Imagine what a drunken text to your husband's (much younger) mistress might look like..... get ur hands off my bloke you b***h, or similar, and compare it to Katherine's masterpiece of anger and condescension, disguised as polite advice:

I am afraid you must stop writing these little love letters to my husband while he and I live together. It is one of the things which is not done in our world. You are very young. Won't you ask your husband to explain to you the impossibility of such a situation. Please do not make me have to write to you again. I do not like scolding people and I simply hate having to teach them manners.

Game, set and match to Katherine!

So I say ban texts, and bring back letter writing.

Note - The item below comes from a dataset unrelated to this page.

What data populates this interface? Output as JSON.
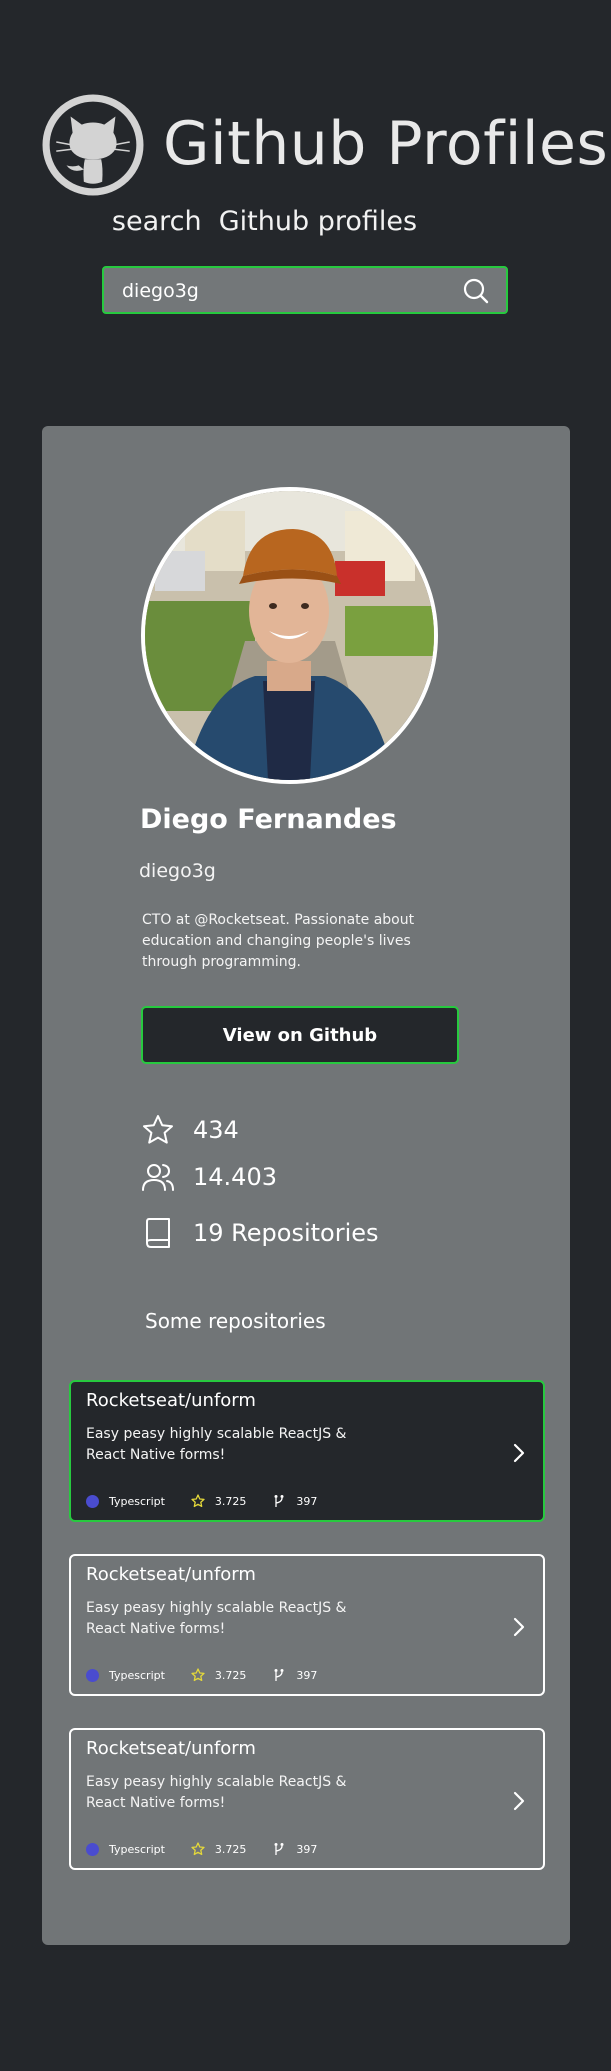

Or, at least, stop drinking alcohol....

Have a great weekend everyone!

SM x


  1. Oh SM, I used to wake up in the morning and then 1. Assess how bad I felt 2. Try to remember who I texted, emailed and what I had facebooked/tweeted 3. Get up, drink large glass of water 4. pluck up courage to check phone/computer 5. Gag down coffee 6. Sit in misery trying to figure out damage control, while attempting to answer my husband's question...."What did you mean by this post??" .......thank God those days are over!!

  2. ugh. I remember looking back over my sent message/emails/facebook posts. Morto. I had no off button when pissed. I said really inappropriate things to inappropriate people. Even worse was the trying to find out what i'd said/done to people if I was out the night before. Catching snapshots of who i'd spoken to and letting my imagination run riot. So glad I don't have to do that anymore.